The secretary was far more scary than the senior partner, and he could be intimidating. I actually learnt far more from him and his even more shouty deputy in a shorter time than anyone else. They really kept you on the ball and showed you the speed you needed to work at and the attention to detail you needed.

I've heard of people doing traineeships for free (though I think people paying firms to do them is a fiction, unless anyone knows differently?). I went to one interview where I was told I wouldn't be expected to actually take my statutory holidays, as getting a traineeship was a privilege, especially in a small family run firm. Although they would "let" me take a day at Christmas and one at New Year.

Hexadecimal1 · 16/07/2015 18:23

One of the senior partners at work brought his daughters to work one day, who are horrendously brattish little shits.

They closed one of the internal meeting rooms and made a sign that stretched the whole glass wall with their names and a slogan that said how important they were because the director was their dad. Nobody could use the meeting room and, obviously, the dad thought this was hilarious and charming.
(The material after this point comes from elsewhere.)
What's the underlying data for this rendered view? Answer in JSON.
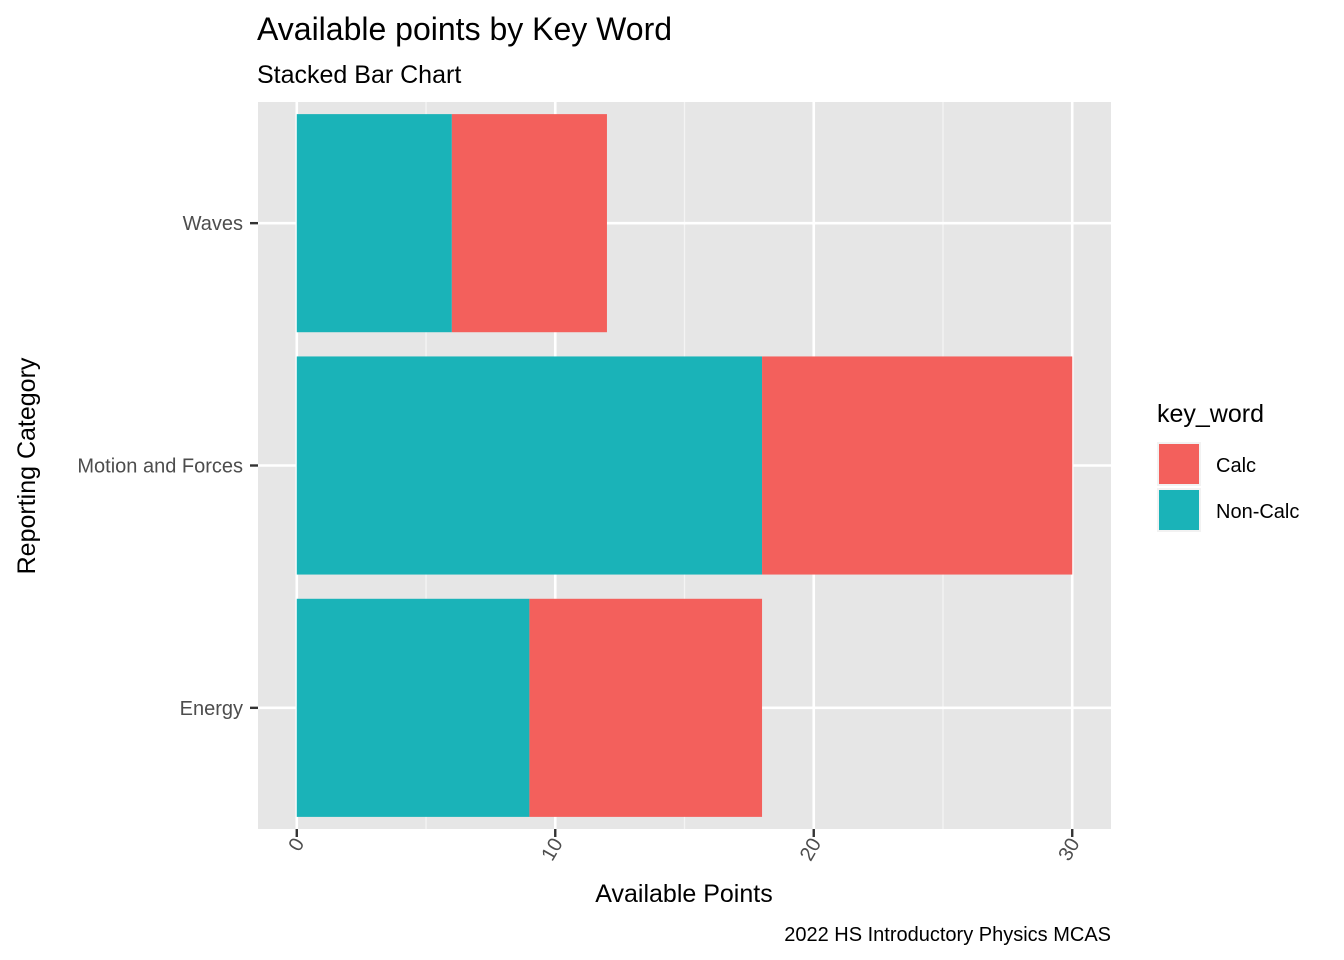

It was neither.

They then strutted around saying they thought they'd be better in charge because they'd "make all these normal people work better".

In a busy law office it was not appreciated!

chippednailvarnish · 16/07/2015 19:13

Thechandler I was once told in an interview for a trainee position (not law) that given they were training me "I should be paying them"... They weren't joking and offered me the job on £6k a year.

I remember the story of a trainee in an investment bank being told to " go ask Bloomberg", he then went off and emailed asking if anyone has a bloke called Bloomberg phone number.

limitedperiodonly · 16/07/2015 19:16

I’m not a bully and I don’t often shout and swear at people – not sure where that came in but maybe that’s because I’m a good reporter who pays attention to detail and accuracy and some of you don’t and make stuff up either wilfully or more probably because you aren’t good on details.

This particular person on this particular occasion missed the point of his job by a million miles.

He was doing a story and wanted to hang on for an interview that would make it better. I agreed, so let it wait. As the day progressed, while I was dealing with other stuff and other staff, I had to keep asking him, and only him, when he was going to deliver the copy. Any copy. The practicalities of the job are that you write copy and then you can drop in a later interview at the last minute. Subs can do this. You don’t have to write it. You just tell them. I’ve seen them do it in seconds right up to deadline. They often have to change the whole news angle under the guidance of a senior news executive. It’s very impressive.

Anyway, we were approaching deadline and I was looking at dead space or late charges at the printers and serious questions about my judgement and job in indulging this budding Woodward and Bernstein if I couldn’t fill the space.

So yes, I did swear at him and spiked his non-existent story and his career at my workplace. I don’t feel at all badly about my decision.